Fleeting Password Manager is a simple program that generates highly secure pseudo-random passwords from the given master password, URL/ID (e.g. facebook, www.facebook.com, google, my_server..) and user name. The user needs to remember only her master password to recover other passwords. Passwords are always regenerated on-the-fly from the given login data when needed and are never saved. In other words, Fleeting Password Manager combines the password creation and management. The length of the generated password is configurable between 8 and 32 characters and Fleeting Password Manager can remember wanted URL/User-pairs.
For login information:
Master password: | qwerty123 |
URL/ID: | www.facebook.com |
User name: | john.doe@example.com |
The generated 8-char password is always: OGM2ZjVk.
This password can then be copy-pasted to the facebook login field.

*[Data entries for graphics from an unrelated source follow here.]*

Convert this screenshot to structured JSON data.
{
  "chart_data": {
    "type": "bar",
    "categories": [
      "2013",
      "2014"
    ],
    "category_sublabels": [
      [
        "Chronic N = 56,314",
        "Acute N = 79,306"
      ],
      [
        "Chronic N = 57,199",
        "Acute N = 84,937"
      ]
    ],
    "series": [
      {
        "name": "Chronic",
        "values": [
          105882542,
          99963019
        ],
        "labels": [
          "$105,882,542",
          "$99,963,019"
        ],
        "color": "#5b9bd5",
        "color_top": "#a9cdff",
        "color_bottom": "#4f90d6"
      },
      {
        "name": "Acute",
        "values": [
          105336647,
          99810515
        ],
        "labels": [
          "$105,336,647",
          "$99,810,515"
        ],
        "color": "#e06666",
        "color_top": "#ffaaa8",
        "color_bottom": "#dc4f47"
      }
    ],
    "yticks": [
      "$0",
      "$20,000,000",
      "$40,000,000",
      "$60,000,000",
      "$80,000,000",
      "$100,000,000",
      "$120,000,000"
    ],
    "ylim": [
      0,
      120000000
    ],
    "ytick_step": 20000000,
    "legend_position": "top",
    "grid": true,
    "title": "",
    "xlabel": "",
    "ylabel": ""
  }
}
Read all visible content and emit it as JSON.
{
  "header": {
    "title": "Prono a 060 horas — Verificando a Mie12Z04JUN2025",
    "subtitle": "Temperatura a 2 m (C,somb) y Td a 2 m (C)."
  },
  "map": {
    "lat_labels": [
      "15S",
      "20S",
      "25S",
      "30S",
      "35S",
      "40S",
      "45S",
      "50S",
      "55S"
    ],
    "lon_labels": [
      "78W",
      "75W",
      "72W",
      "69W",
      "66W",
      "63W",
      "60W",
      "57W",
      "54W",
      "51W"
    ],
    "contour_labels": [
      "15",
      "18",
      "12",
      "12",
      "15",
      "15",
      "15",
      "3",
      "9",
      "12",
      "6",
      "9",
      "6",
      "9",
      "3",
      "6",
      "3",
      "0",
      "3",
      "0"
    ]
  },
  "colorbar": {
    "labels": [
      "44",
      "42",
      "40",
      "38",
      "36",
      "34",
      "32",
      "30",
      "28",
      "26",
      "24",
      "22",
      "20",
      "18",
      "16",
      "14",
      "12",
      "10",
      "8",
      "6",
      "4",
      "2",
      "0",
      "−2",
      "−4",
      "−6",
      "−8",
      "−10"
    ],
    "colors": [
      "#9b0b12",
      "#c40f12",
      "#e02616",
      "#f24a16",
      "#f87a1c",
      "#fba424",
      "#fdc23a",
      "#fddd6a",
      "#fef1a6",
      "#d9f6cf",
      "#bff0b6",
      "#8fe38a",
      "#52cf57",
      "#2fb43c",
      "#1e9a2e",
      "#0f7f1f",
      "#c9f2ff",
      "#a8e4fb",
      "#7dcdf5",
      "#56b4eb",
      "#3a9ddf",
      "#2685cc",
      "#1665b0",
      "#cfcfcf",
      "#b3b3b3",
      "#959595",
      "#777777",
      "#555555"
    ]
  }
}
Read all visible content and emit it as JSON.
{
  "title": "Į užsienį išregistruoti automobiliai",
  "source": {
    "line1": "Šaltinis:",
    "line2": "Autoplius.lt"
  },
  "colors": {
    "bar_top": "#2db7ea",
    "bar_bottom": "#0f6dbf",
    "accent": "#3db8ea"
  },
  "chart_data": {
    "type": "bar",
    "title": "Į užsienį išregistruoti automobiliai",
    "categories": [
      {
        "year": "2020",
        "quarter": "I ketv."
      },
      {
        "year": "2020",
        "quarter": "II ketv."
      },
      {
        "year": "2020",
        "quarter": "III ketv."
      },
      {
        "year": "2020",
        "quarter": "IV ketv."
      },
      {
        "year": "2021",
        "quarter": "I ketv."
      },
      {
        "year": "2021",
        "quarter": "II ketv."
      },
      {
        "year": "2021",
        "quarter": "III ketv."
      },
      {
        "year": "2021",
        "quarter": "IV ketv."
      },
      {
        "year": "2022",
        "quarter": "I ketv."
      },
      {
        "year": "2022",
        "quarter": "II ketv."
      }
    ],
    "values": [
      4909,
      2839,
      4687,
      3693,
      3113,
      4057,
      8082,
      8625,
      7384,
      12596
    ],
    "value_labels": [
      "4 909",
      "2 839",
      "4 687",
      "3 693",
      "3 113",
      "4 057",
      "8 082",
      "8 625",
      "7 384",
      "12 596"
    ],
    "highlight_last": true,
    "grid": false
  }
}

Notice, that the URL doesn't have to be the real URL, it just has to be exactly the same every time, something that you remember. You can use "gmail" for Gmail, "facebook" for www.facebook.com, "linkedin" for www.linkedin.com and so on.
For login information:
Master password: | qwerty123 |
URL: | |
User: | john.doe@example.com |
The generated 8-char password is now always: ZjQxOWM1.
As mentioned before, Fleeting Password Manager never saves any passwords. However, the user name, url/id and length can be saved. This data can also be exported and imported from the file menu.
The exported data is saved in XML-format. Importing logins never deletes the previous ones, but may update already existing url/id's with new user names.
On Linux, the settings data is located as a simple text file in the user's home directory: ~/.config/fleetingpm/fleetingpm.conf
If you copy this file to the same location in some other Linux-based system, you'll get the same saved logins and settings.
On Windows, the system registry is used.